Изменить размер шрифта - +

— Но ты же не сумел спасти козу.

— Я еще недостаточно силен. А эта козочка совсем маленькая.

— Я не стану называть ее «эта».

— А какое ты ей дашь имя?

— Зилда. Там, откуда я родом, это значит «потерявшаяся».

— Разве не все мы такие?

— Тебя, Доррин, потерявшимся никак не назовешь. На самом деле ты основательный, и уж где ты есть, там ты точно есть. Сбереги это в себе. Яррл посмеивается над твоими игрушками, но отдал бы правую руку, чтобы уметь делать такие же. А я готова отдать свою единственную за возможность исцелять и растить травы, как ты, — Рейса на миг умолкает. — Думаю, молоко, или козье или коровье, раздобыть удастся. Выменяю на перец. Да и бульон вечерком сварю.

Доррин прикасается к Зилде, стараясь укрепить в ней гармоническое начало, потом переводит дух и выпрямляется.

Лишние слова тут ни к чему.

Кивнув, он поворачивается и бредет в комнатушку, где его ждет постель.

 

XLI

 

Глядя на запад, на оледенелые остроконечные пики, Джеслек улыбается. Стоящая позади него рыжеволосая женщина в белом смотрит то на стражей, то на Закатные Отроги. Что же до стражей, то те уставились себе под ноги, на белый гранит дороги.

Чародей прощупывает чувствами хаос глубоко под последним участком горных лугов Аналерии, ослабляя одни связи и оставляя нетронутыми другие. Земля начинает содрогаться. Пасущиеся на склонах овцы, различимые отсюда как темные точки, валятся в высокую траву, как игрушечные. Но землетрясение не затрагивает дорогу. Лишь глубоко под ней ощущается слабый намек на вибрацию.

Земля по обе стороны дороги начинает дымиться, и небо затягивает туманная пелена.
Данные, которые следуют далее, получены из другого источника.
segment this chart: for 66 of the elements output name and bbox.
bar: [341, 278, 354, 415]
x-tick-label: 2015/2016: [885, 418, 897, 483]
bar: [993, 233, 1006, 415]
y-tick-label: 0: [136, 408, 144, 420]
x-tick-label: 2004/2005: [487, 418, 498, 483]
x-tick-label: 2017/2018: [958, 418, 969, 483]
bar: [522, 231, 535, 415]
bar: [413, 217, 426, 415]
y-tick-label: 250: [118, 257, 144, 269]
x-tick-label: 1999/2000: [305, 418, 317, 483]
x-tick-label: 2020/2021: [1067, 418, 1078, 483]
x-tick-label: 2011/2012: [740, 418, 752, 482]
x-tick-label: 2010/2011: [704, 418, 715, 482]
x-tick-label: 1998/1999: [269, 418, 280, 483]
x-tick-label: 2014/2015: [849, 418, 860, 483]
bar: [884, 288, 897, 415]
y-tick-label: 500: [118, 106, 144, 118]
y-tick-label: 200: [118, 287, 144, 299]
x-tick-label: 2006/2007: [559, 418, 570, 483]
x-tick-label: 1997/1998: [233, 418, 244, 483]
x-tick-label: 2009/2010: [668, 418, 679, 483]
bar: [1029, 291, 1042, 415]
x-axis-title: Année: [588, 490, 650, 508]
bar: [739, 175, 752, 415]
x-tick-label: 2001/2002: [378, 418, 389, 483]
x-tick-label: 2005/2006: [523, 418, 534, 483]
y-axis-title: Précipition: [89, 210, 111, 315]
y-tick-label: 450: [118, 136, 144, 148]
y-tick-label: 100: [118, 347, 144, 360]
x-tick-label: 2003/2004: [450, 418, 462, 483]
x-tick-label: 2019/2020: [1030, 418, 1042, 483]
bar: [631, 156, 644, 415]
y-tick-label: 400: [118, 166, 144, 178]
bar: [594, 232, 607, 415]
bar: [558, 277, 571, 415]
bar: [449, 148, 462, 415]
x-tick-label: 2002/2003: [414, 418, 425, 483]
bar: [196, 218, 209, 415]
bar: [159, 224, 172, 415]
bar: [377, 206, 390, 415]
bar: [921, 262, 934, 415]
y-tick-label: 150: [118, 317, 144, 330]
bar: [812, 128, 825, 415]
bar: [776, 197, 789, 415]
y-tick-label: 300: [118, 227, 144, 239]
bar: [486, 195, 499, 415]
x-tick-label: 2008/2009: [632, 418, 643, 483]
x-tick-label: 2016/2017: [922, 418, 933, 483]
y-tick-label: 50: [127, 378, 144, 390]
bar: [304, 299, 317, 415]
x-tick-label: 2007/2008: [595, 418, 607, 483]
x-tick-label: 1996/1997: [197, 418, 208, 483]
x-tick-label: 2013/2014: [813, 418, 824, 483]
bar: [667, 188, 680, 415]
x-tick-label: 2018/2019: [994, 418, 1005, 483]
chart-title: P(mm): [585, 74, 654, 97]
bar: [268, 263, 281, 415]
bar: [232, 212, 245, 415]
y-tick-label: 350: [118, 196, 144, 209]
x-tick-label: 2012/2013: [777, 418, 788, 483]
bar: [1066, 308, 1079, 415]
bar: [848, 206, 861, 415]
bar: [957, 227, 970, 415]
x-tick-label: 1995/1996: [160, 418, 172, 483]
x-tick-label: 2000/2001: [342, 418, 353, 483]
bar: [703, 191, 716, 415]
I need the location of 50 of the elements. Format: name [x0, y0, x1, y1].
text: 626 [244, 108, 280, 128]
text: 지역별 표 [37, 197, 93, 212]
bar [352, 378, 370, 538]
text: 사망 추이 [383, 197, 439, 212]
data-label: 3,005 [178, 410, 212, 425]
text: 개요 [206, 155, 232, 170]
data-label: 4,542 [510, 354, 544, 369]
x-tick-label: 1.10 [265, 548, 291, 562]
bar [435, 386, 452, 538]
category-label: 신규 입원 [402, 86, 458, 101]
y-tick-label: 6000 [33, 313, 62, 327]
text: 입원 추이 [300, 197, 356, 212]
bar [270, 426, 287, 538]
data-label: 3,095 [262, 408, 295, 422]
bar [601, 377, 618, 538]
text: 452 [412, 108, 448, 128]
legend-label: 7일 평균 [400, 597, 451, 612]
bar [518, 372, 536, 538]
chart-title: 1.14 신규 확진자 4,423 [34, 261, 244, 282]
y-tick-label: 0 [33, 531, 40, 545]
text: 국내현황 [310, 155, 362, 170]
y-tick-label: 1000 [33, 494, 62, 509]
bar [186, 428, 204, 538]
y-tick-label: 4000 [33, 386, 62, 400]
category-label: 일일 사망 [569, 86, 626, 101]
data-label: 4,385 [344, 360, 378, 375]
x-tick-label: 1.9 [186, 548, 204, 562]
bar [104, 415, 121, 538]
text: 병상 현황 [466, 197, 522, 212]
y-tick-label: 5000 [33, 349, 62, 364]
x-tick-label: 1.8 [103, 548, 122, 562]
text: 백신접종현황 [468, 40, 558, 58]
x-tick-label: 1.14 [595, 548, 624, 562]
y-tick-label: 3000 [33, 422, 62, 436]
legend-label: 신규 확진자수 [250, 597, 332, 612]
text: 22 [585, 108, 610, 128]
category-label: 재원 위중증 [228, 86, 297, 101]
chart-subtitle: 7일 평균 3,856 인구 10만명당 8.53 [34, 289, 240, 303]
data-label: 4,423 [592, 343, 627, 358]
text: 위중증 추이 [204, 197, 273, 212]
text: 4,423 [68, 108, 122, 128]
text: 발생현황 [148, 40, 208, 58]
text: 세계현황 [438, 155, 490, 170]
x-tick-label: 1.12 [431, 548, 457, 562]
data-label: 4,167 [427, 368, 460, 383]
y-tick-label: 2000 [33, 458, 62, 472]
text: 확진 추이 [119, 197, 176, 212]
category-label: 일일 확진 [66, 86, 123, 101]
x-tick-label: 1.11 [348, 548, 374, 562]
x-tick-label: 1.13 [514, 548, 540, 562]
Создается впечатление, будто дорога медленно, очень медленно проседает.

Губы Ании кривит нервная улыбка, а стражи — те и вовсе не отрывают глаз от мостовой.

Взор Джеслека, следуя за его чувствами, тоже устремляется вниз, словно пронизывая толщу земли. Открывая каналы хаоса, маг дает им возможность выталкивать на поверхность не связываемые больше гармонией массы скальной породы.

— Он воистину велик, — бормочет один из стражей. — Говорят, будто его пришествие было предречено в Старой Книге.

Теперь сотрясается и сама дорога, да так, что Ания едва не падает на только что произнесшего эти слова стража. А тот отдергивается от нее, словно обжегшись.

 

XLII

 

Утерев лоб, Доррин снова и снова бьет теслом по куче древесного угля, досадливо гадая, почему Туллар всегда доставляет уголь такими большущими кусками и почему кузнечный горн пожирает так много топлива? Впрочем, нет, с последним вопросом все более-менее ясно. Ударам тесла, дробящего уголь на мелкие кусочки, вторят звуки молота Яррла. Наконец юноша откладывает тесло в сторону и совком сгребает измельченный уголь в тачку.

Теперь влажный летний воздух так тих, что слух улавливает доносящийся из дома совсем уж негромкий звук — там орудуют метлой. Наверное, Петра — вряд ли ее однорукая мать взялась за метлу. Впрочем, Рейса и одной рукой управится с чем угодно.

Доррин отгоняет назойливую муху. Надоедливое насекомое все равно вернется, когда его руки снова будут заняты теслом. Почти незаметная проекция гармонии позволяет ему не подпускать к своей койке клопов и тараканов, так неужто нельзя проделать нечто подобное и с летающими насекомыми? Он пытается сосредоточиться, но его отвлекает стук копыт по влажной, плотной глине. На двор въезжают два всадника в темно-синих спидларских мундирах.

Вздохнув — угля он надробил явно маловато! — юноша снова откладывает тесло.

— Доррин! — окликает его Брид.

Подмастерье кивает, Кадара кивает ему в ответ. Шарканье метлы в доме стихает. Доррин утирает лоб.

— Вы опять куда-то собрались? Что так скоро? Ведь с вашего возвращения и восьмидневки-то не прошло!

— Надо же, и как ты только догадался, что мы уезжаем? — говорит Кадара, отбрасывая со лба рыжую прядку.